Google Gemini represents pressure from a technology giant with a fast-growing chatbot. Anthropic represents pressure from a younger AI company that has become especially relevant in coding and enterprise markets. Together, they make OpenAI's missed targets more significant than a temporary accounting issue.

The source article identifies several competitive pressure points:

  • Google's Gemini chatbot is growing rapidly.
  • Anthropic's revenue is rising quickly.
  • Anthropic has nearly closed the gap with OpenAI despite being founded five years later.
  • Anthropic is reportedly taking market share in coding and enterprise markets.
  • ChatGPT subscriber churn rates are raising concerns.

For OpenAI, that combination creates a strategic problem. Revenue goals become harder to meet if users and companies have credible alternatives. User growth becomes harder to sustain if subscribers leave or shift part of their work to competing AI tools.

Compute commitments raise the stakes

The timing is especially difficult because OpenAI has very large future infrastructure obligations. CEO Sam Altman locked the company into roughly $600 billion in future data center spending through deals struck last year.

That level of commitment assumes that demand for OpenAI's products and services will keep expanding. The company expects to burn through $25 billion in cash in 2026 against a revenue target of $30 billion. The previous year brought roughly $13 billion in revenue and $8 billion in losses.

Those figures show why internal debate over spending has become important. If revenue grows quickly, compute capacity can support more products, more customers, and more model development. If revenue growth disappoints, the same commitments become a heavier burden.

CFO Sarah Friar has raised internal concerns about whether OpenAI can meet its future computing contracts if revenue does not grow fast enough, according to the WSJ. The board has also questioned Altman's strategy of securing more compute capacity.

Altman and Friar dismissed reports of disagreements in a joint statement. Still, the source describes internal tension around the scale and timing of OpenAI's spending plans.

The IPO question is unresolved

OpenAI is also facing disagreement over when it should go public. According to The Information, Altman wants to accelerate an IPO. Friar, however, does not believe the company will be ready to handle the reporting requirements of a public company in 2026.

That divide reflects the larger tension around OpenAI's business. A public offering could create another way to support ambitious growth plans, but it would also bring more scrutiny. Missed revenue targets, large losses, subscriber churn concerns, and future compute contracts would all matter to public-market investors.

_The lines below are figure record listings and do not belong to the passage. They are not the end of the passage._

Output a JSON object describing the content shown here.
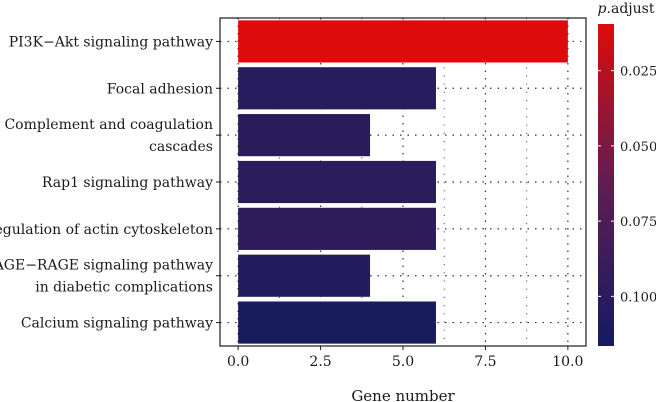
{
  "chart_data": {
    "type": "bar",
    "orientation": "horizontal",
    "categories": [
      [
        "PI3K−Akt signaling pathway"
      ],
      [
        "Focal adhesion"
      ],
      [
        "Complement and coagulation",
        "cascades"
      ],
      [
        "Rap1 signaling pathway"
      ],
      [
        "Regulation of actin cytoskeleton"
      ],
      [
        "AGE−RAGE signaling pathway",
        "in diabetic complications"
      ],
      [
        "Calcium signaling pathway"
      ]
    ],
    "values": [
      10,
      6,
      4,
      6,
      6,
      4,
      6
    ],
    "p_adjust": [
      0.0095,
      0.103,
      0.102,
      0.1,
      0.097,
      0.106,
      0.113
    ],
    "title": "",
    "xlabel": "Gene number",
    "ylabel": "",
    "xlim": [
      -0.55,
      10.55
    ],
    "xticks": [
      0,
      2.5,
      5,
      7.5,
      10
    ],
    "xtick_labels": [
      "0.0",
      "2.5",
      "5.0",
      "7.5",
      "10.0"
    ],
    "grid": "dotted",
    "legend": {
      "title_italic": "p",
      "title_rest": ".adjust",
      "placement": "right",
      "range": [
        0.0095,
        0.1165
      ],
      "ticks": [
        0.025,
        0.05,
        0.075,
        0.1
      ],
      "tick_labels": [
        "0.025",
        "0.050",
        "0.075",
        "0.100"
      ],
      "color_low": "#dd0b0b",
      "color_high": "#141b60"
    }
  }
}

OpenAI recently raised $122 billion, described in the source as the largest funding round in Silicon Valley history. According to the WSJ, that money could be spent within three years if OpenAI reaches its ambitious revenue targets, and parts of the funding are tied to specific conditions.

The company does have positive signals. The coding tool Codex is gaining traction, and the recently released GPT-5.5 leads several industry benchmarks. Those developments may help in areas where enterprise and developer adoption are especially important.

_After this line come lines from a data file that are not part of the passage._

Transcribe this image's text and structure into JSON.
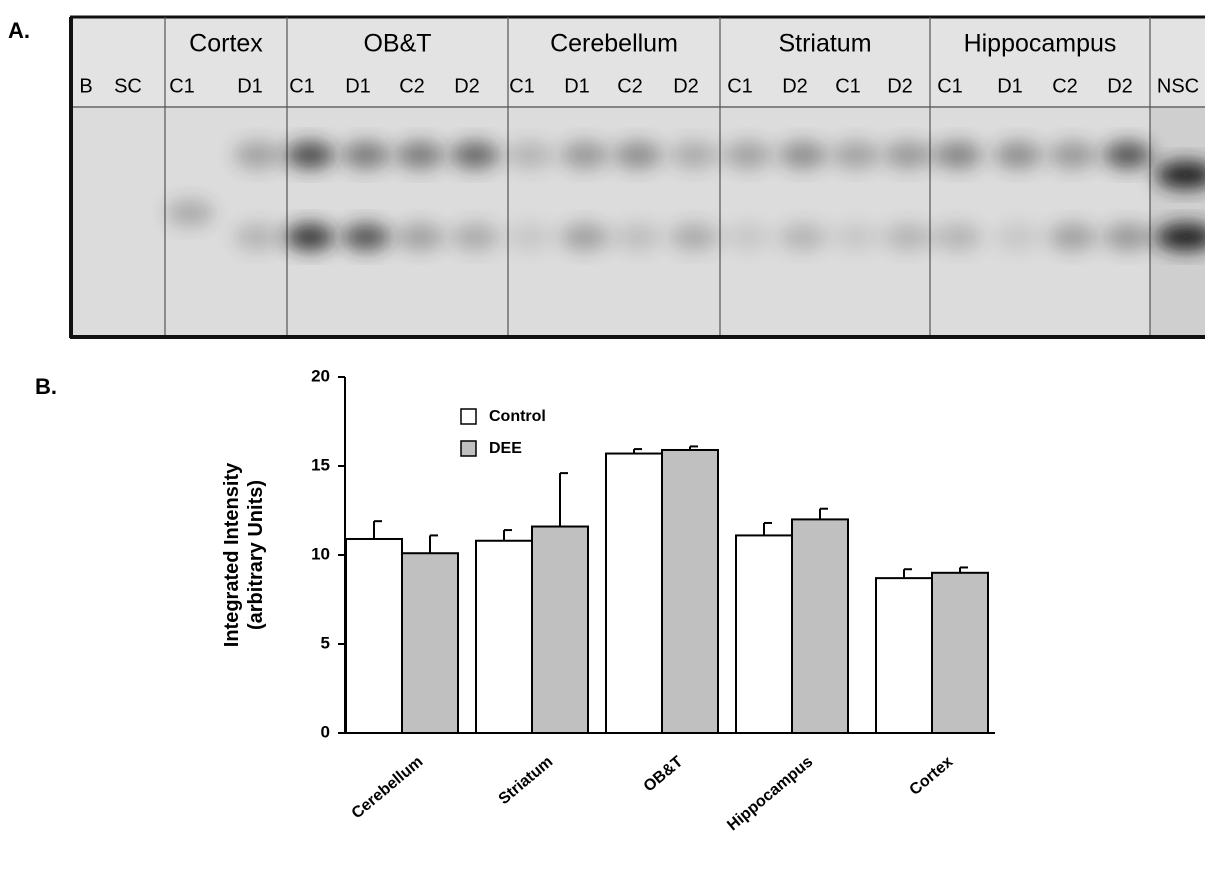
{
  "panel_a": {
    "label": "A.",
    "groups": [
      "Cortex",
      "OB&T",
      "Cerebellum",
      "Striatum",
      "Hippocampus"
    ],
    "lanes": [
      "B",
      "SC",
      "C1",
      "D1",
      "C1",
      "D1",
      "C2",
      "D2",
      "C1",
      "D1",
      "C2",
      "D2",
      "C1",
      "D2",
      "C1",
      "D2",
      "C1",
      "D1",
      "C2",
      "D2",
      "NSC"
    ]
  },
  "chart_data": {
    "type": "bar",
    "panel_label": "B.",
    "ylabel": [
      "Integrated Intensity",
      "(arbitrary Units)"
    ],
    "categories": [
      "Cerebellum",
      "Striatum",
      "OB&T",
      "Hippocampus",
      "Cortex"
    ],
    "series": [
      {
        "name": "Control",
        "color": "#ffffff",
        "values": [
          10.9,
          10.8,
          15.7,
          11.1,
          8.7
        ],
        "errors": [
          1.0,
          0.6,
          0.25,
          0.7,
          0.5
        ]
      },
      {
        "name": "DEE",
        "color": "#c0c0c0",
        "values": [
          10.1,
          11.6,
          15.9,
          12.0,
          9.0
        ],
        "errors": [
          1.0,
          3.0,
          0.2,
          0.6,
          0.3
        ]
      }
    ],
    "ylim": [
      0,
      20
    ],
    "yticks": [
      0,
      5,
      10,
      15,
      20
    ],
    "grid": false
  }
}
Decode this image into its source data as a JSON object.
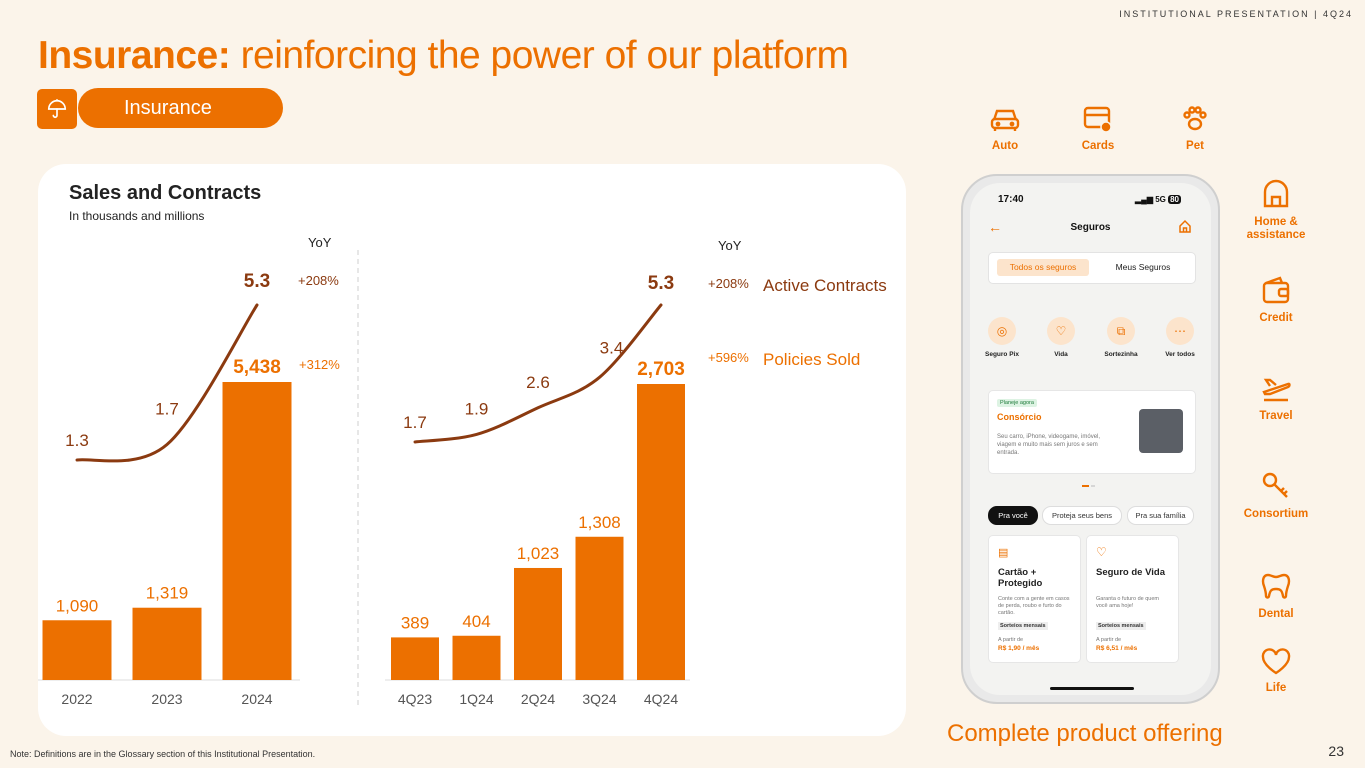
{
  "header": {
    "tag": "INSTITUTIONAL PRESENTATION | 4Q24"
  },
  "title": {
    "bold": "Insurance:",
    "rest": " reinforcing the power of our platform"
  },
  "badge": {
    "label": "Insurance",
    "icon": "umbrella-icon"
  },
  "card": {
    "title": "Sales and Contracts",
    "subtitle": "In thousands and  millions"
  },
  "legend": {
    "yoy_label": "YoY",
    "active_contracts": "Active Contracts",
    "policies_sold": "Policies Sold",
    "annual_contracts_yoy": "+208%",
    "annual_policies_yoy": "+312%",
    "quarterly_contracts_yoy": "+208%",
    "quarterly_policies_yoy": "+596%"
  },
  "chart_data": [
    {
      "type": "bar",
      "categories": [
        "2022",
        "2023",
        "2024"
      ],
      "series": [
        {
          "name": "Policies Sold",
          "type": "bar",
          "values": [
            1090,
            1319,
            5438
          ],
          "labels": [
            "1,090",
            "1,319",
            "5,438"
          ]
        },
        {
          "name": "Active Contracts",
          "type": "line",
          "values": [
            1.3,
            1.7,
            5.3
          ],
          "labels": [
            "1.3",
            "1.7",
            "5.3"
          ]
        }
      ],
      "colors": {
        "bar": "#EC7000",
        "line": "#8B3A10"
      }
    },
    {
      "type": "bar",
      "categories": [
        "4Q23",
        "1Q24",
        "2Q24",
        "3Q24",
        "4Q24"
      ],
      "series": [
        {
          "name": "Policies Sold",
          "type": "bar",
          "values": [
            389,
            404,
            1023,
            1308,
            2703
          ],
          "labels": [
            "389",
            "404",
            "1,023",
            "1,308",
            "2,703"
          ]
        },
        {
          "name": "Active Contracts",
          "type": "line",
          "values": [
            1.7,
            1.9,
            2.6,
            3.4,
            5.3
          ],
          "labels": [
            "1.7",
            "1.9",
            "2.6",
            "3.4",
            "5.3"
          ]
        }
      ],
      "colors": {
        "bar": "#EC7000",
        "line": "#8B3A10"
      }
    }
  ],
  "products": [
    {
      "label": "Auto",
      "icon": "car-icon"
    },
    {
      "label": "Cards",
      "icon": "card-icon"
    },
    {
      "label": "Pet",
      "icon": "paw-icon"
    },
    {
      "label": "Home & assistance",
      "icon": "house-icon"
    },
    {
      "label": "Credit",
      "icon": "wallet-icon"
    },
    {
      "label": "Travel",
      "icon": "airplane-icon"
    },
    {
      "label": "Consortium",
      "icon": "key-icon"
    },
    {
      "label": "Dental",
      "icon": "tooth-icon"
    },
    {
      "label": "Life",
      "icon": "heart-icon"
    }
  ],
  "offer": "Complete product offering",
  "phone": {
    "time": "17:40",
    "status": "5G",
    "battery": "80",
    "screen_title": "Seguros",
    "tabs": [
      "Todos os seguros",
      "Meus Seguros"
    ],
    "shortcuts": [
      "Seguro Pix",
      "Vida",
      "Sortezinha",
      "Ver todos"
    ],
    "promo": {
      "tag": "Planeje agora",
      "title": "Consórcio",
      "text": "Seu carro, iPhone, videogame, imóvel, viagem e muito mais sem juros e sem entrada."
    },
    "chips": [
      "Pra você",
      "Proteja seus bens",
      "Pra sua família"
    ],
    "cards": [
      {
        "title": "Cartão + Protegido",
        "text": "Conte com a gente em casos de perda, roubo e furto do cartão.",
        "tag": "Sorteios mensais",
        "from": "A partir de",
        "price": "R$ 1,90 / mês"
      },
      {
        "title": "Seguro de Vida",
        "text": "Garanta o futuro de quem você ama hoje!",
        "tag": "Sorteios mensais",
        "from": "A partir de",
        "price": "R$ 6,51 / mês"
      }
    ]
  },
  "footnote": "Note: Definitions are in the Glossary section of this Institutional Presentation.",
  "page_number": "23"
}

But other pressures remain. An ongoing lawsuit from Elon Musk against Altman and the unexpected medical leave of Altman's deputy Fidji Simo are also weighing on the company as it approaches a potential IPO.

What this means for OpenAI

The picture from the source is not one of collapse. It is a picture of a company moving from rapid expansion into a more demanding phase, where growth targets, infrastructure spending, competition, and public-market readiness all interact.

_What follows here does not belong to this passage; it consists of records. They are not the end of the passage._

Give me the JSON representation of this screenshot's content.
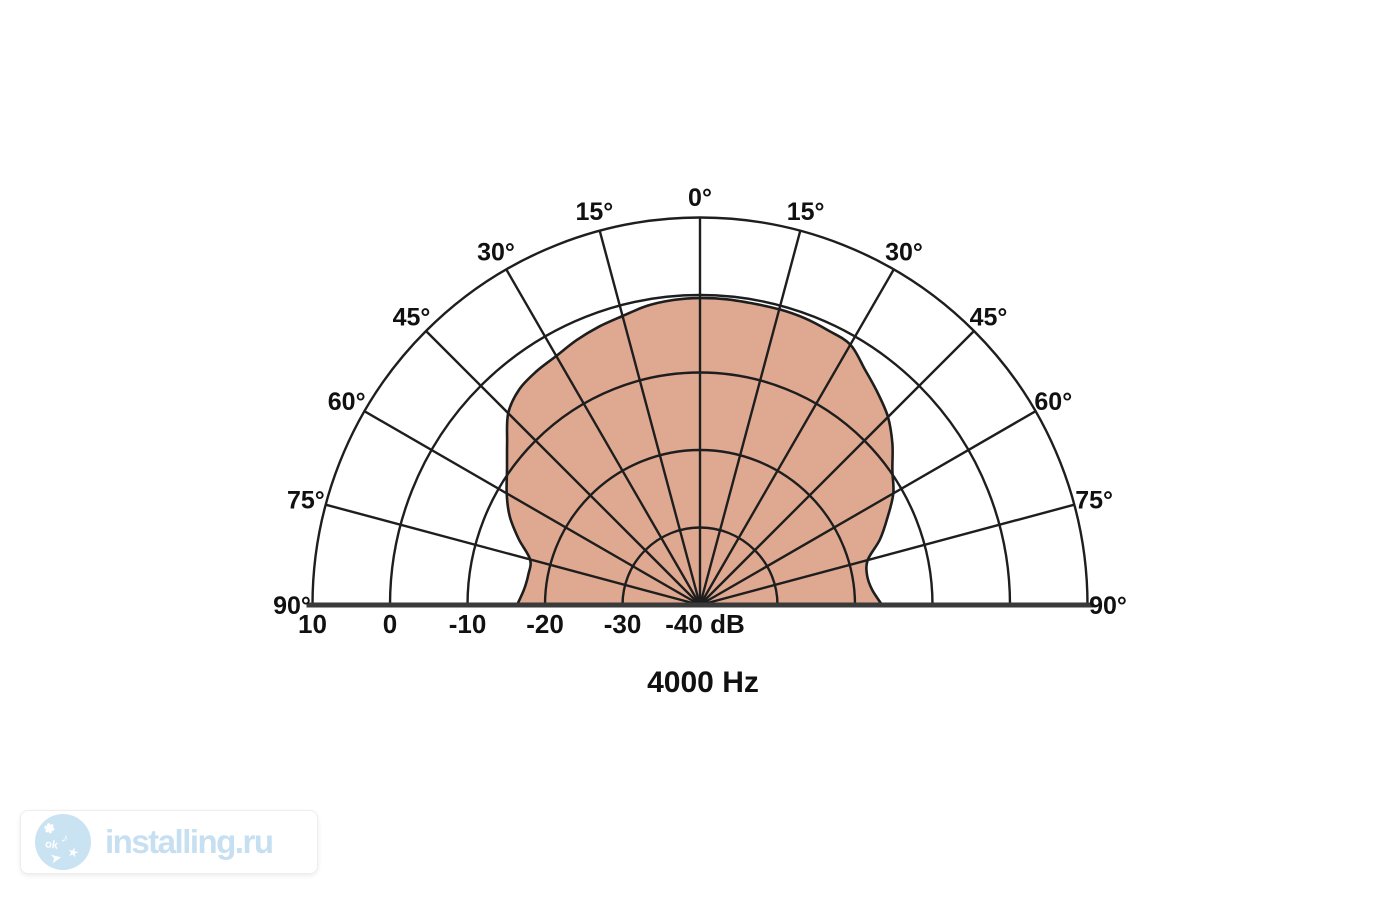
{
  "chart_data": {
    "type": "polar",
    "subtype": "loudspeaker-directivity-half-polar",
    "title": "4000 Hz",
    "grid": true,
    "mirrored_left_right": true,
    "angle_step_deg": 15,
    "angle_ticks_deg": [
      0,
      15,
      30,
      45,
      60,
      75,
      90
    ],
    "angle_tick_labels": [
      "0°",
      "15°",
      "30°",
      "45°",
      "60°",
      "75°",
      "90°"
    ],
    "radial_axis": {
      "unit": "dB",
      "range": [
        -40,
        10
      ],
      "ticks_db": [
        10,
        0,
        -10,
        -20,
        -30,
        -40
      ],
      "tick_labels": [
        "10",
        "0",
        "-10",
        "-20",
        "-30",
        "-40 dB"
      ]
    },
    "colors": {
      "fill": "#dfa991",
      "grid_line": "#1e1e1e",
      "baseline": "#3a3a3a",
      "label_text": "#111111"
    },
    "pattern_points_deg_db": [
      [
        -90,
        -16.4
      ],
      [
        -85,
        -17.2
      ],
      [
        -80,
        -17.5
      ],
      [
        -75,
        -17.3
      ],
      [
        -70,
        -15.1
      ],
      [
        -65,
        -12.9
      ],
      [
        -60,
        -11.2
      ],
      [
        -55,
        -9.6
      ],
      [
        -50,
        -7.5
      ],
      [
        -45,
        -5.0
      ],
      [
        -40,
        -3.7
      ],
      [
        -35,
        -3.2
      ],
      [
        -30,
        -2.9
      ],
      [
        -25,
        -2.3
      ],
      [
        -20,
        -1.8
      ],
      [
        -15,
        -1.4
      ],
      [
        -10,
        -0.8
      ],
      [
        -5,
        -0.5
      ],
      [
        0,
        -0.4
      ],
      [
        5,
        -0.4
      ],
      [
        10,
        -0.5
      ],
      [
        15,
        -0.5
      ],
      [
        20,
        -0.6
      ],
      [
        25,
        -0.9
      ],
      [
        30,
        -1.2
      ],
      [
        35,
        -2.9
      ],
      [
        40,
        -4.3
      ],
      [
        45,
        -5.7
      ],
      [
        50,
        -7.6
      ],
      [
        55,
        -9.7
      ],
      [
        60,
        -11.2
      ],
      [
        65,
        -13.3
      ],
      [
        70,
        -15.3
      ],
      [
        75,
        -17.6
      ],
      [
        80,
        -18.1
      ],
      [
        85,
        -17.7
      ],
      [
        90,
        -16.5
      ]
    ]
  },
  "watermark": {
    "text": "installing.ru",
    "text_color": "#c6dff1",
    "badge_color": "#c9e3f3",
    "badge_glyphs": [
      "✽",
      "ok",
      "♪",
      "➤",
      "★"
    ]
  }
}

OpenAI still has major funding, widely used products, Codex traction, and benchmark strength with GPT-5.5. At the same time, Google Gemini and Anthropic are making the market less predictable, and OpenAI's spending commitments leave less room for weak revenue performance.

The central question is whether OpenAI can turn its technical lead and product demand into enough revenue growth to support its data center strategy. If it can, the compute commitments may look like a necessary bet. If it cannot, the missed first-quarter 2026 revenue target may be remembered as an early sign that the AI race had become more financially complicated.